3.2.2. Antiplasmodial Activity

The antiplasmodial activity (

Table 3. Antiplasmodial activity of extracts and some isolated compounds.

Extracts and Compounds	% Growth Inhibition	IC50 (µM)
EtOH extract	0	nd
1	24.3	nd
2	7.69	nd
3	25.48	nd
5	45.07	1.68
6	54.17	1.37
9	34.87	nd
Chloroquine	nd	0.020
Artemisinin	nd	0.015

nd: not determined.

) of the extract and some isolated compounds (1–3, 5, 6, 9) against Plasmodium falciparum 3D7 (chloroquine sensitive/sulfadoxine resistant) was evaluated. Grandifotane A (6) and khayanolide D (5) showed good antiplasmodial activity with an IC₅₀ of 1.37 µM and 1.68 µM, respectively, compared to the reference compounds chloroquine and artemisinin with IC₅₀ values of 0.020 and 0.015, respectively. The mexicanolide-type limonoid grandifotane A (6) is several times more active than some previously reported compounds, such as 2,6-dihydroxyfissinolide (IC₅₀ = 0.12 mM), fissinolide (IC₅₀ = 48 µM), and 6-acetylsweitenolide (IC₅₀ = 8.80–33.12 µg/mL) [47,48]. However, the antiplasmodial activity of polyoxyphragmalin or phragmalin had not yet been investigated [47,49]. Here, we have reported the first evaluation of the antiplasmodial activity of the phragmalin limonoids (5). Limonoids are highly oxygenated tetranortriterpenoids with different cyclization and substitution patterns. The activity exhibited by compounds 5 and 6 opens further questions in terms of the mechanism of action and the structure–activity relationship. In addition, this result indicated that the Trichillia genus, and possibly the Meliaceae family in general, may be a promising source of potential antiplasmodial secondary metabolites.

4. Conclusions

The present study was undertaken to investigate the chemical constituents of the stems bark of T. monadelpha which, to our knowledge, had not yet been studied for either their chemical composition or their biological activities. The chemical investigations undertaken on an ethanol extract of the stems bark of the plant led to the isolation and characterization of thirteen compounds, including two new limonoids, namely 24-acetoxy-21,25-dihydroxy-21,23-epoxytirucall-7-en-3-one (1) and (6R)-1-O-deacetylkhayanolide E (2). Extracts, sub-extracts, fractions, and some isolated compounds were assessed for their antibacterial and/or antiplasmodial activities on seven bacterial strains and on one plansmodium strain, respectively.

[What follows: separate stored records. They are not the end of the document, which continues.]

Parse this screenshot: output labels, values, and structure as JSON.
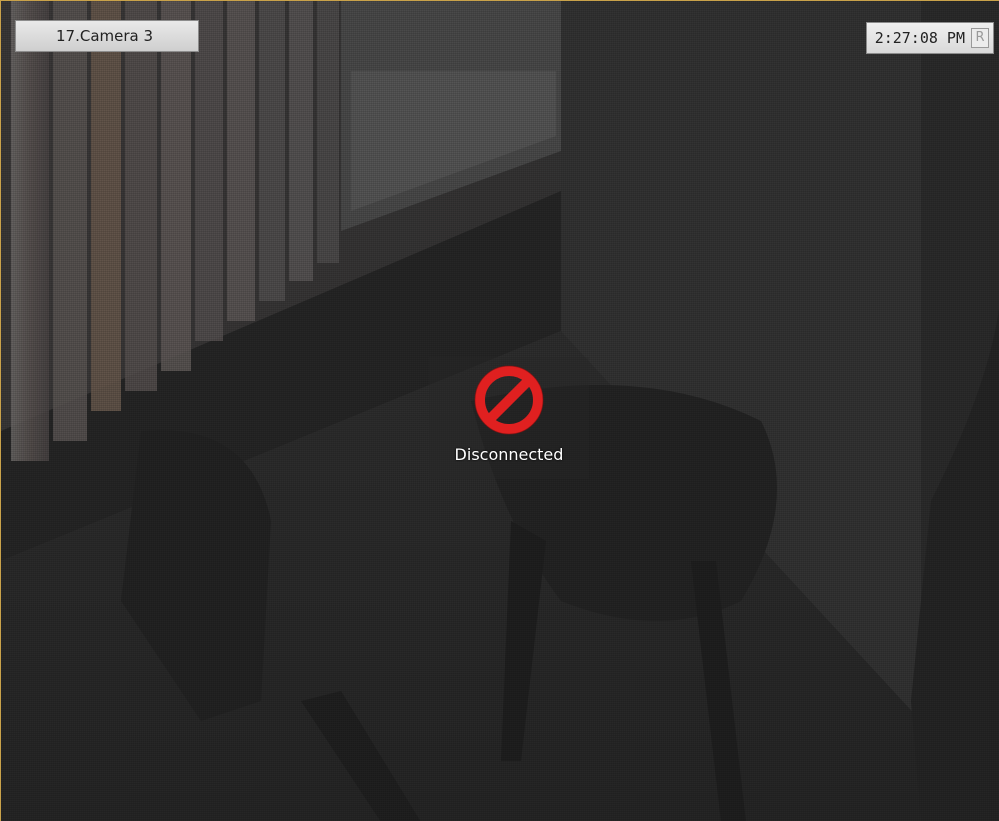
{
  "camera": {
    "name": "17.Camera 3"
  },
  "clock": {
    "time": "2:27:08 PM",
    "record_indicator": "R"
  },
  "status": {
    "text": "Disconnected",
    "icon": "prohibited-icon",
    "icon_color": "#e02020"
  },
  "colors": {
    "frame_border": "#c9a24a",
    "label_bg": "#dcdcdc"
  }
}
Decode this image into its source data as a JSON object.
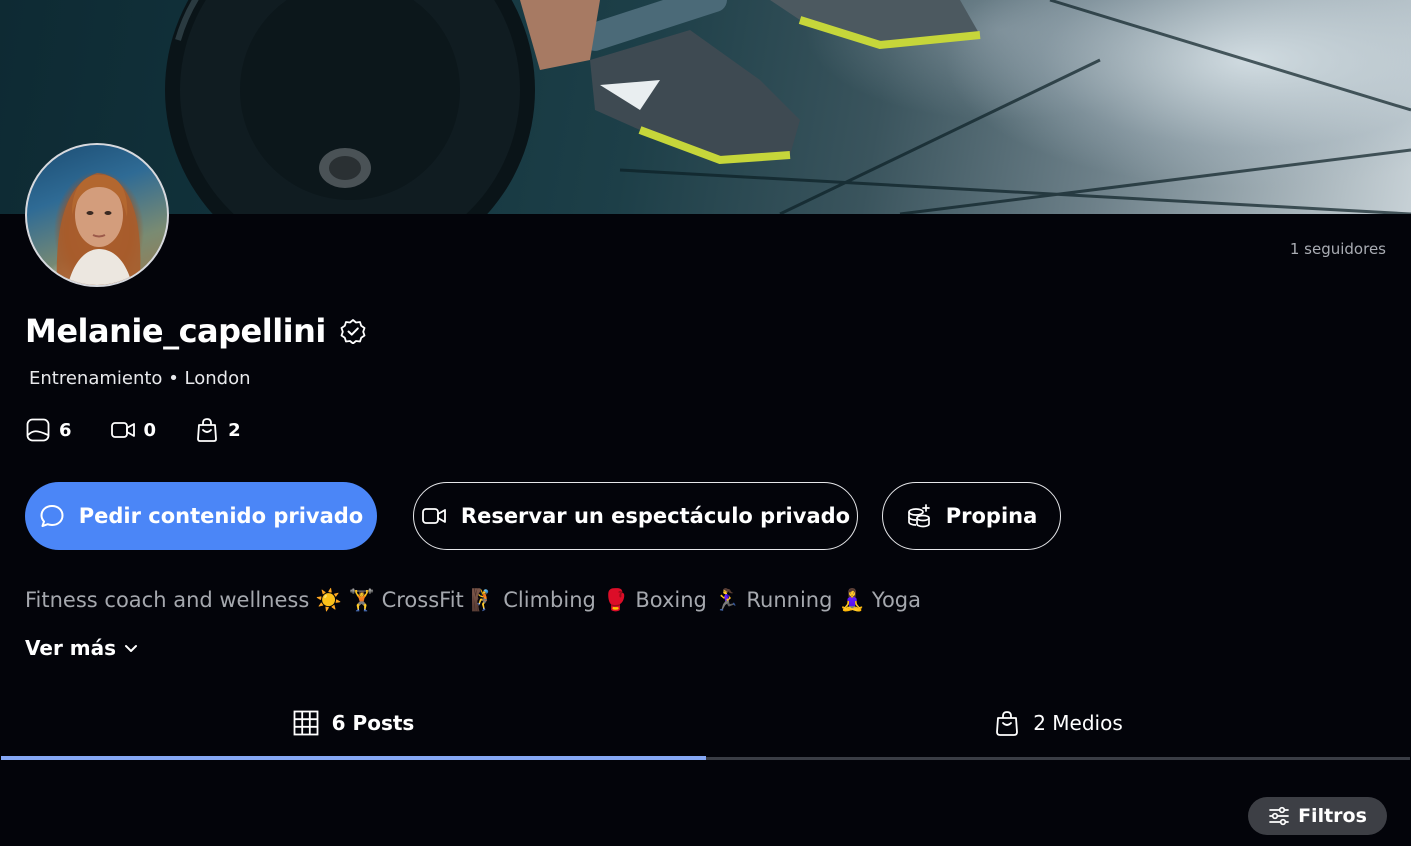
{
  "profile": {
    "followers": "1 seguidores",
    "username": "Melanie_capellini",
    "category": "Entrenamiento",
    "location": "London",
    "separator": "•"
  },
  "stats": {
    "photos": "6",
    "videos": "0",
    "products": "2"
  },
  "actions": {
    "request_content": "Pedir contenido privado",
    "book_show": "Reservar un espectáculo privado",
    "tip": "Propina"
  },
  "bio": {
    "text": "Fitness coach and wellness ☀️ 🏋 CrossFit 🧗 Climbing 🥊 Boxing 🏃‍♀️ Running 🧘‍♀️ Yoga",
    "see_more": "Ver más"
  },
  "tabs": [
    {
      "label": "6 Posts",
      "icon": "grid-icon",
      "active": true
    },
    {
      "label": "2 Medios",
      "icon": "shopping-bag-icon",
      "active": false
    }
  ],
  "filters_label": "Filtros",
  "colors": {
    "primary": "#4b86f7",
    "background": "#03040a",
    "tab_active": "#86a8f5",
    "filters_bg": "#3d3f45"
  }
}
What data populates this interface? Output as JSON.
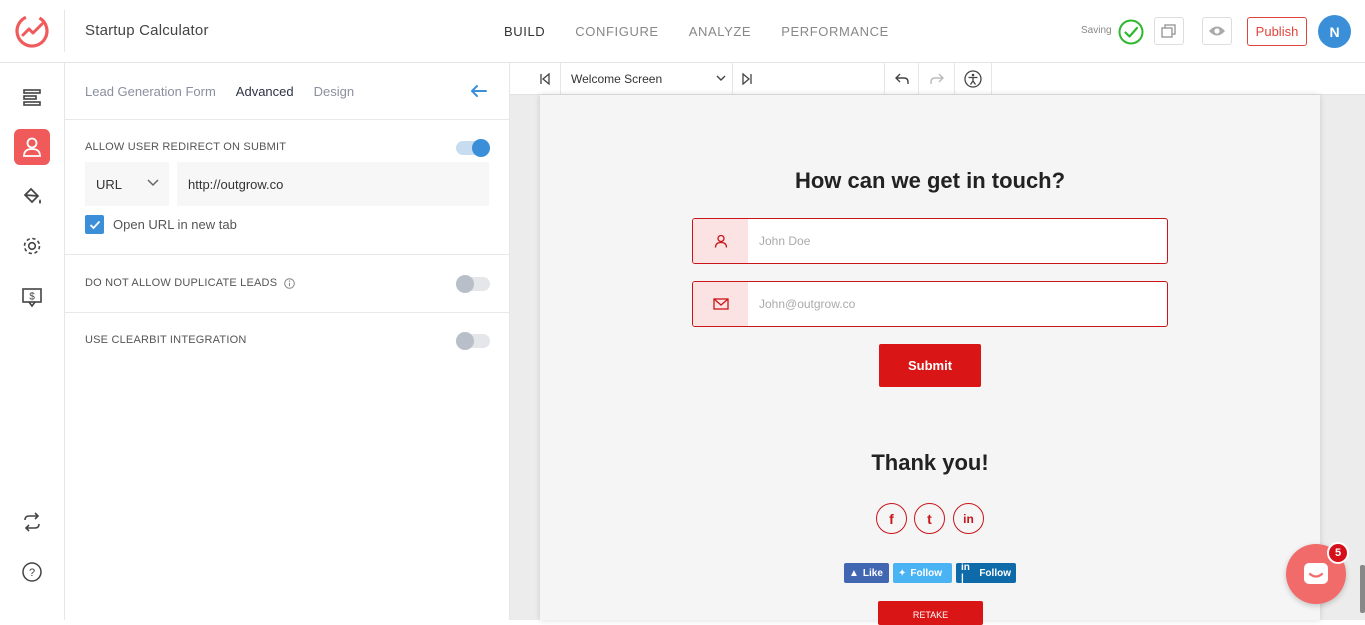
{
  "app": {
    "title": "Startup Calculator",
    "saving_text": "Saving",
    "publish_label": "Publish",
    "avatar_initial": "N"
  },
  "main_tabs": [
    {
      "label": "BUILD",
      "active": true
    },
    {
      "label": "CONFIGURE",
      "active": false
    },
    {
      "label": "ANALYZE",
      "active": false
    },
    {
      "label": "PERFORMANCE",
      "active": false
    }
  ],
  "rail_icons": [
    "layout-icon",
    "user-icon",
    "paint-bucket-icon",
    "gear-icon",
    "pricing-icon",
    "sync-icon",
    "help-icon"
  ],
  "panel": {
    "tabs": [
      {
        "label": "Lead Generation Form",
        "active": false
      },
      {
        "label": "Advanced",
        "active": true
      },
      {
        "label": "Design",
        "active": false
      }
    ],
    "redirect": {
      "label": "ALLOW USER REDIRECT ON SUBMIT",
      "enabled": true,
      "type_value": "URL",
      "url_value": "http://outgrow.co",
      "open_new_tab_label": "Open URL in new tab",
      "open_new_tab_checked": true
    },
    "duplicate_leads": {
      "label": "DO NOT ALLOW DUPLICATE LEADS",
      "enabled": false
    },
    "clearbit": {
      "label": "USE CLEARBIT INTEGRATION",
      "enabled": false
    }
  },
  "preview": {
    "screen_select": "Welcome Screen",
    "form_title": "How can we get in touch?",
    "name_placeholder": "John Doe",
    "email_placeholder": "John@outgrow.co",
    "submit_label": "Submit",
    "thanks_title": "Thank you!",
    "share_buttons": [
      {
        "label": "Like",
        "color": "#4267b2"
      },
      {
        "label": "Follow",
        "color": "#4ab3f4"
      },
      {
        "label": "Follow",
        "color": "#0e6aa8"
      }
    ],
    "retake_label": "RETAKE"
  },
  "chat": {
    "badge_count": "5"
  },
  "colors": {
    "accent_red": "#d91515",
    "publish_red": "#e0453b",
    "blue": "#3a8fd8",
    "rail_active": "#f05a5a",
    "success_green": "#2eb82e"
  }
}
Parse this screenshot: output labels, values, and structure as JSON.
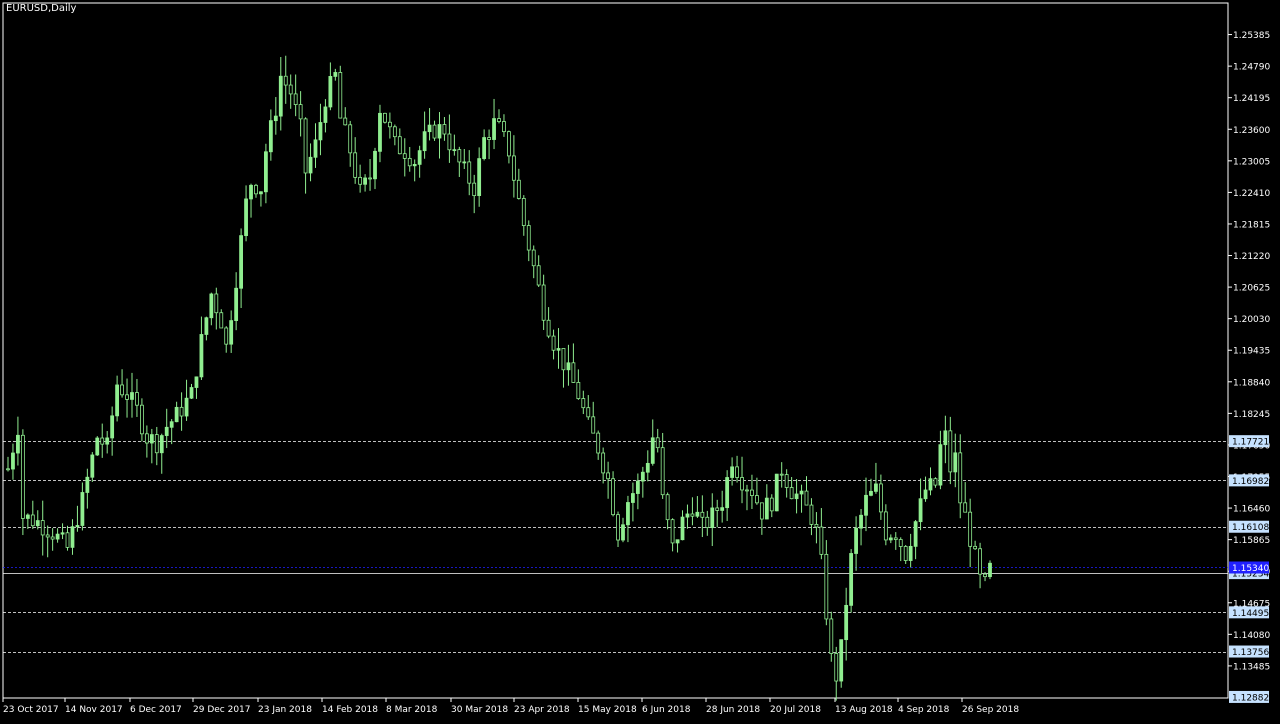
{
  "chart_data": {
    "type": "candlestick",
    "title": "EURUSD,Daily",
    "colors": {
      "background": "#000000",
      "axis": "#ffffff",
      "candle": "#90ee90",
      "level_line": "#ffffff",
      "level_label_bg": "#c6e2ff",
      "current_line": "#2020ff",
      "current_label_bg": "#2020ff"
    },
    "x_tick_labels": [
      "23 Oct 2017",
      "14 Nov 2017",
      "6 Dec 2017",
      "29 Dec 2017",
      "23 Jan 2018",
      "14 Feb 2018",
      "8 Mar 2018",
      "30 Mar 2018",
      "23 Apr 2018",
      "15 May 2018",
      "6 Jun 2018",
      "28 Jun 2018",
      "20 Jul 2018",
      "13 Aug 2018",
      "4 Sep 2018",
      "26 Sep 2018"
    ],
    "y_tick_labels": [
      "1.25385",
      "1.24790",
      "1.24195",
      "1.23600",
      "1.23005",
      "1.22410",
      "1.21815",
      "1.21220",
      "1.20625",
      "1.20030",
      "1.19435",
      "1.18840",
      "1.18245",
      "1.17650",
      "1.17055",
      "1.16460",
      "1.15865",
      "1.15270",
      "1.14675",
      "1.14080",
      "1.13485"
    ],
    "ylim": [
      1.1288,
      1.2598
    ],
    "levels": [
      {
        "value": 1.17721,
        "label": "1.17721",
        "style": "dashed"
      },
      {
        "value": 1.16982,
        "label": "1.16982",
        "style": "dashed"
      },
      {
        "value": 1.16108,
        "label": "1.16108",
        "style": "dashed"
      },
      {
        "value": 1.14495,
        "label": "1.14495",
        "style": "dashed"
      },
      {
        "value": 1.13756,
        "label": "1.13756",
        "style": "dashed"
      },
      {
        "value": 1.15234,
        "label": "1.15234",
        "style": "solid"
      }
    ],
    "current_price": {
      "value": 1.1534,
      "label": "1.15340"
    },
    "bottom_label": "1.12882",
    "close_path": [
      [
        0,
        1.172
      ],
      [
        2,
        1.18
      ],
      [
        3,
        1.163
      ],
      [
        6,
        1.162
      ],
      [
        9,
        1.16
      ],
      [
        12,
        1.157
      ],
      [
        15,
        1.166
      ],
      [
        18,
        1.178
      ],
      [
        20,
        1.176
      ],
      [
        22,
        1.188
      ],
      [
        24,
        1.186
      ],
      [
        26,
        1.183
      ],
      [
        28,
        1.178
      ],
      [
        30,
        1.177
      ],
      [
        32,
        1.18
      ],
      [
        34,
        1.182
      ],
      [
        37,
        1.186
      ],
      [
        39,
        1.196
      ],
      [
        41,
        1.205
      ],
      [
        43,
        1.2
      ],
      [
        44,
        1.195
      ],
      [
        46,
        1.208
      ],
      [
        48,
        1.222
      ],
      [
        49,
        1.226
      ],
      [
        51,
        1.225
      ],
      [
        52,
        1.232
      ],
      [
        54,
        1.24
      ],
      [
        55,
        1.246
      ],
      [
        57,
        1.243
      ],
      [
        59,
        1.236
      ],
      [
        60,
        1.228
      ],
      [
        62,
        1.233
      ],
      [
        64,
        1.242
      ],
      [
        66,
        1.246
      ],
      [
        67,
        1.238
      ],
      [
        69,
        1.232
      ],
      [
        71,
        1.224
      ],
      [
        73,
        1.227
      ],
      [
        75,
        1.24
      ],
      [
        76,
        1.238
      ],
      [
        78,
        1.233
      ],
      [
        80,
        1.232
      ],
      [
        82,
        1.23
      ],
      [
        84,
        1.234
      ],
      [
        86,
        1.236
      ],
      [
        88,
        1.236
      ],
      [
        90,
        1.231
      ],
      [
        92,
        1.228
      ],
      [
        94,
        1.225
      ],
      [
        96,
        1.234
      ],
      [
        98,
        1.237
      ],
      [
        99,
        1.236
      ],
      [
        100,
        1.234
      ],
      [
        101,
        1.232
      ],
      [
        102,
        1.227
      ],
      [
        104,
        1.218
      ],
      [
        106,
        1.21
      ],
      [
        108,
        1.202
      ],
      [
        110,
        1.196
      ],
      [
        112,
        1.192
      ],
      [
        113,
        1.19
      ],
      [
        115,
        1.186
      ],
      [
        117,
        1.18
      ],
      [
        119,
        1.176
      ],
      [
        121,
        1.17
      ],
      [
        123,
        1.16
      ],
      [
        125,
        1.166
      ],
      [
        127,
        1.169
      ],
      [
        129,
        1.174
      ],
      [
        130,
        1.178
      ],
      [
        131,
        1.176
      ],
      [
        132,
        1.166
      ],
      [
        134,
        1.157
      ],
      [
        136,
        1.162
      ],
      [
        138,
        1.165
      ],
      [
        140,
        1.161
      ],
      [
        142,
        1.163
      ],
      [
        144,
        1.166
      ],
      [
        146,
        1.174
      ],
      [
        148,
        1.17
      ],
      [
        150,
        1.168
      ],
      [
        152,
        1.164
      ],
      [
        154,
        1.166
      ],
      [
        156,
        1.172
      ],
      [
        158,
        1.168
      ],
      [
        160,
        1.166
      ],
      [
        162,
        1.163
      ],
      [
        163,
        1.16
      ],
      [
        164,
        1.154
      ],
      [
        165,
        1.145
      ],
      [
        166,
        1.136
      ],
      [
        167,
        1.133
      ],
      [
        168,
        1.138
      ],
      [
        169,
        1.147
      ],
      [
        170,
        1.155
      ],
      [
        171,
        1.16
      ],
      [
        173,
        1.166
      ],
      [
        175,
        1.168
      ],
      [
        177,
        1.16
      ],
      [
        179,
        1.16
      ],
      [
        181,
        1.156
      ],
      [
        183,
        1.162
      ],
      [
        185,
        1.168
      ],
      [
        187,
        1.169
      ],
      [
        188,
        1.176
      ],
      [
        189,
        1.178
      ],
      [
        190,
        1.172
      ],
      [
        191,
        1.174
      ],
      [
        192,
        1.166
      ],
      [
        193,
        1.163
      ],
      [
        195,
        1.155
      ],
      [
        196,
        1.151
      ],
      [
        197,
        1.15
      ],
      [
        198,
        1.153
      ]
    ]
  }
}
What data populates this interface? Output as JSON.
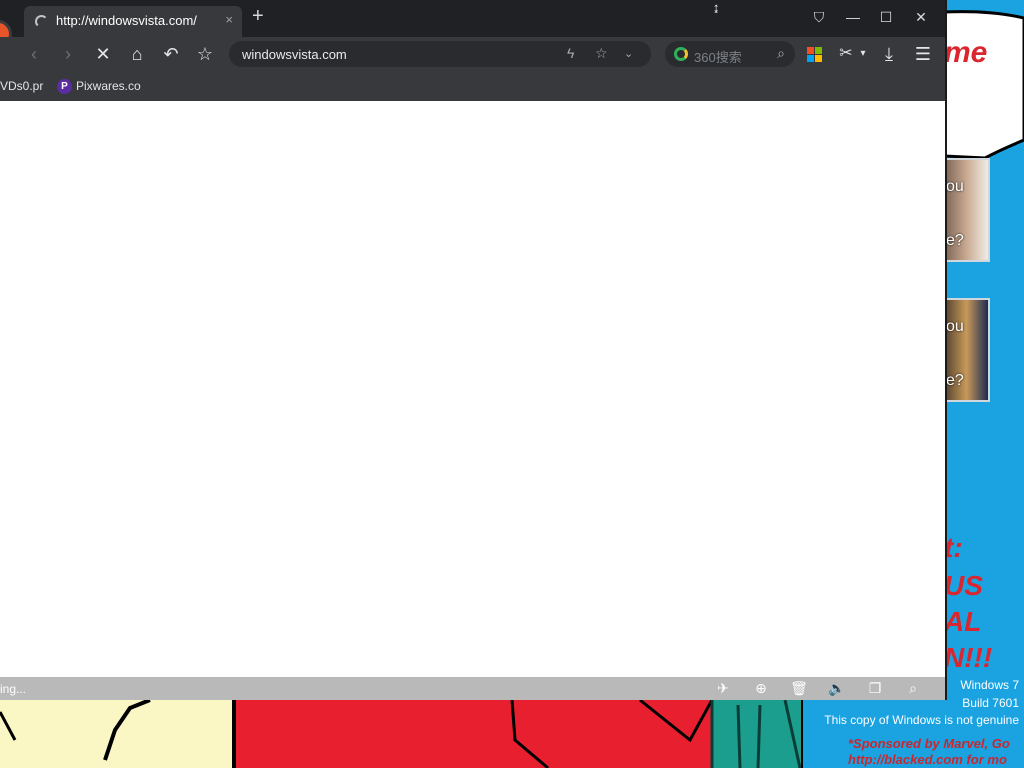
{
  "browser": {
    "tab": {
      "title": "http://windowsvista.com/",
      "close_label": "×"
    },
    "new_tab_label": "+",
    "cursor_glyph": "↨",
    "window_controls": {
      "skin": "⛉",
      "minimize": "—",
      "maximize": "☐",
      "close": "✕"
    },
    "toolbar": {
      "back": "‹",
      "forward": "›",
      "stop": "✕",
      "home": "⌂",
      "undo": "↶",
      "favorite": "☆",
      "address": "windowsvista.com",
      "address_icons": {
        "accelerate": "ϟ",
        "star": "☆",
        "dropdown": "⌄"
      },
      "search_engine_text": "360搜索",
      "search_icon": "⌕",
      "scissor": "✂",
      "caret": "▾",
      "download": "⤓",
      "menu": "☰"
    },
    "bookmarks": [
      {
        "label": "VDs0.pr"
      },
      {
        "icon_letter": "P",
        "label": "Pixwares.co"
      }
    ],
    "status": {
      "text": "ing..."
    },
    "status_icons": [
      "rocket-icon",
      "refresh-circle-icon",
      "trash-icon",
      "speaker-icon",
      "window-icon",
      "search-icon"
    ],
    "status_glyphs": [
      "✈",
      "⊕",
      "🗑",
      "🔈",
      "❐",
      "⌕"
    ]
  },
  "desktop": {
    "partial_text_top": "me",
    "photos": [
      {
        "line1": "ou",
        "line2": "e?"
      },
      {
        "line1": "ou",
        "line2": "e?"
      }
    ],
    "partial_lines": [
      "t:",
      "US",
      "AL",
      "N!!!"
    ],
    "watermark": {
      "line1": "Windows 7",
      "line2": "Build 7601",
      "line3": "This copy of Windows is not genuine"
    },
    "sponsor": {
      "line1": "*Sponsored by Marvel, Go",
      "line2": "http://blacked.com for mo"
    }
  },
  "colors": {
    "desktop_bg": "#1aa3e0",
    "wallpaper_red": "#d9262f",
    "browser_dark": "#38393c",
    "titlebar": "#202124",
    "statusbar": "#b9b9b9",
    "ms_logo": [
      "#f25022",
      "#7fba00",
      "#00a4ef",
      "#ffb900"
    ]
  }
}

Fraction E from the EtOAc sub-extract showed the best activity against Staphylococcus aureus ATCC 25923 (MIC of 3.9 µg/mL). Epicatechin (9) and melianodiol (3) showed significant and moderated activities against Staphylococcus aureus ATCC 25923 with the MIC of 7.8 µg/mL and 62.5 µg/mL, respectively, while grandifotane A (6) and khayanolide D (5) showed good antiplasmodial activities with IC₅₀ values of 1.36 µM and 1.68 µM, respectively. Based on the above results, epicatechin and melianodiol could be the main antibacterial constituent of the stem bark of Trichilia monadelpha. As far as furanic limonoids are concerned, they were determined to be responsible for the antiplasmodial activity. For future re-investigations of the plant, collecting more starting material, evaluating its activity on other Plasmodium falciparum strains, as well as its toxicity and cytotoxicity, would all prove interesting areas of study.